Department of Cardiology, Renmin Hospital of Wuhan University, Wuhan, 430060, Hubei, China.
BMC Bioinformatics. 2023 May 12;24(1):196. doi: 10.1186/s12859-023-05244-w.
Atherosclerosis is the common pathological basis for many cardiovascular and cerebrovascular diseases. The purpose of this study is to identify the diagnostic biomarkers related to atherosclerosis through machine learning algorithm.
Clinicopathological parameters and transcriptomics data were obtained from 4 datasets (GSE21545, GSE20129, GSE43292, GSE100927). A nonnegative matrix factorization algorithm was used to classify arteriosclerosis patients in GSE21545 dataset. Then, we identified prognosis-related differentially expressed genes (DEGs) between the subtypes. Multiple machine learning methods to detect pivotal markers. Discrimination, calibration and clinical usefulness of the predicting model were assessed using area under curve, calibration plot and decision curve analysis respectively. The expression level of the feature genes was validated in GSE20129, GSE43292, GSE100927.

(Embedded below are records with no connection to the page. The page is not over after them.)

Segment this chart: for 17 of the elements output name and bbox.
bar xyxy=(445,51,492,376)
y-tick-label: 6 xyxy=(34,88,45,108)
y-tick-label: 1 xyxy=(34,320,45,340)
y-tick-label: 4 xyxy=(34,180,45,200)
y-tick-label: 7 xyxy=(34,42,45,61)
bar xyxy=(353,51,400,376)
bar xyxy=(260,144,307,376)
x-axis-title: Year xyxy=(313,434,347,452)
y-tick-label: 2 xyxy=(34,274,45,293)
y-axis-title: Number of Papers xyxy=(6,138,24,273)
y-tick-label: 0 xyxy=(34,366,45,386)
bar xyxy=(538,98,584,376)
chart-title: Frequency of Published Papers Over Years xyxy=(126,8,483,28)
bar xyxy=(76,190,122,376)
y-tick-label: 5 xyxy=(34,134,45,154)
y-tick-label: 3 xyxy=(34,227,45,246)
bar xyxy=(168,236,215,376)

2 molecular subtypes of atherosclerosis was identified, and 223 prognosis-related DEGs between the 2 subtypes were identified. These genes are not only related to epithelial cell proliferation, mitochondrial dysfunction, but also to immune related pathways. Least absolute shrinkage and selection operator, random forest, support vector machine- recursive feature elimination show that IL17C and ACOXL were identified as diagnostic markers of atherosclerosis. The prediction model displayed good discrimination and good calibration. Decision curve analysis showed that this model was clinically useful. Moreover, IL17C and ACOXL were verified in other 3 GEO datasets, and also have good predictive performance.
IL17C and ACOXL were diagnostic genes of atherosclerosis and associated with higher incidence of ischemic events.

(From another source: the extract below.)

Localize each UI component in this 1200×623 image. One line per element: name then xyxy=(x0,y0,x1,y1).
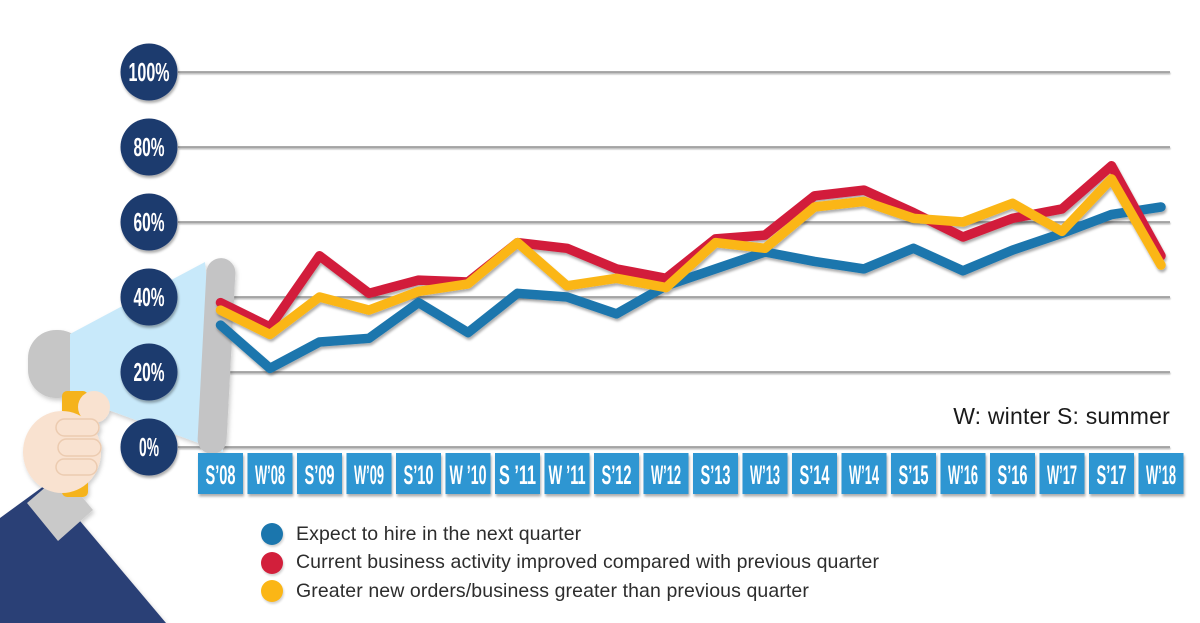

动脉粥样硬化是许多心脑血管疾病的共同病理基础。本研究旨在通过机器学习算法确定与动脉粥样硬化相关的诊断生物标志物。
从 4 个数据集(GSE21545、GSE20129、GSE43292、GSE100927)中获取临床病理参数和转录组学数据。使用非负矩阵分解算法对 GSE21545 数据集的动脉粥样硬化患者进行分类。然后,我们鉴定了亚型之间与预后相关的差异表达基因(DEGs)。使用多种机器学习方法检测关键标记物。使用曲线下面积、校准图和决策曲线分析分别评估预测模型的判别、校准和临床实用性。在 GSE20129、GSE43292、GSE100927 中验证特征基因的表达水平。

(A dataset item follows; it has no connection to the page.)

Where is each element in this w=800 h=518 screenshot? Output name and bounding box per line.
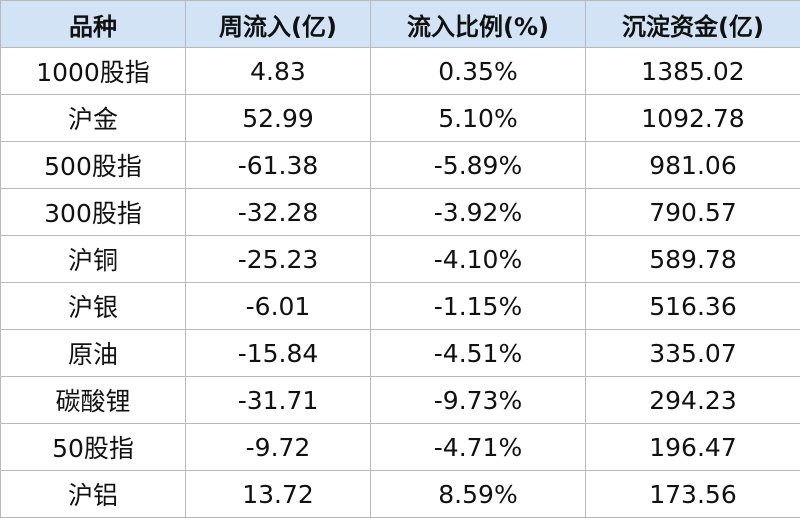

鉴定出 2 种动脉粥样硬化分子亚型,鉴定出 2 种亚型之间 223 个与预后相关的 DEGs。这些基因不仅与上皮细胞增殖、线粒体功能障碍有关,而且与免疫相关途径有关。最小绝对收缩和选择算子、随机森林、支持向量机-递归特征消除显示,IL17C 和 ACOXL 被鉴定为动脉粥样硬化的诊断标志物。预测模型具有良好的判别能力和良好的校准能力。决策曲线分析表明该模型具有临床实用性。此外,IL17C 和 ACOXL 在另外 3 个 GEO 数据集也得到了验证,具有良好的预测性能。
IL17C 和 ACOXL 是动脉粥样硬化的诊断基因,与更高的缺血事件发生率相关。